A Chicago Cure For California

In California, where ballot initiatives have become an independent branch of the government, voters will decide Tuesday whether to kill and bury traditional bilingual education programs throughout the state.

Like most previous initiatives, this one germinated around a valid concern: After nearly 30 years of trying, bilingual education has not proven its worth. Just about everyone is fed up with it, most notably the overwhelming majority of Latino parents.

Yet the sledgehammer California fix–to offer no more than one year of intensive English to all non-native kids, period–is draconian. It would accomplish little except to vent mounting public frustration.

Indeed, the approach adopted earlier this year by the Chicago Public Schools is far more productive. It abandons the formerly open-ended transitional bilingual education system in favor of a maximum of three years of intensive English, from which kids emerge as soon as tests indicate their readiness. At the same time, the Chicago program has enough flexibility to accommodate the individuality of students and schools.

California undoubtedly is the prime locale for the debate over bilingual education: Last year exactly one-fourth of its 5.6 million public school students did not know enough English to keep up academically.

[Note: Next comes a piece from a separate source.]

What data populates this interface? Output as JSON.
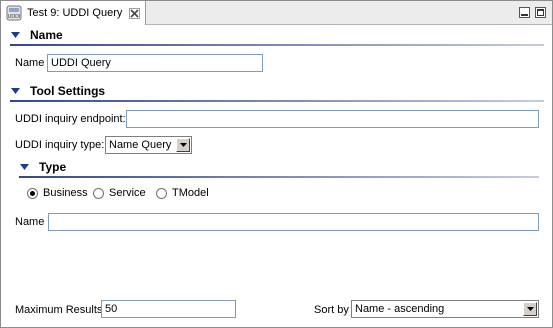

The California bilingual curriculums–nourished with hundreds of millions in state and federal funds–try to teach non-native kids regular subjects in their own language and gradually blend them in with the rest of the school population. Variations of this theme are used throughout the nation.

But three decades after it was first mandated by the federal government, nothing’s clear about bilingual education except that has become an article of faith in some Latino political circles and a self-sustaining industry within the public educatocracy.

Meanwhile, the staggeringly high Hispanic dropout rate nationwide–highest among all ethnic groups–has worsened. It’s no wonder that in California the loudest clamor for change is coming from Hispanic parents.

But Proposition 227 is flawed in the same way as previous cookie-cutter federal and state bilingual education programs. Just as kids differ in age, socioeconomic backgrounds and intelligence–and the ease with which they can evolve from their native languages to English–so must remedial language programs allow for variations in learning times and achievement levels by individuals and within school districts.

Ultimately, the best place to design effective programs to help non-English speaking kids is at the district or even the individual school level, enlisting the help of motivated parents and teachers.

Voter initiatives, particularly when they are used as promiscuously as they are in California, can be dangerous weapons. They can galvanize public attention on significant problems but just as easily can grind those problems down to sound-bite simplicity and–as in the case of Proposition 227–generate highly suspect solutions.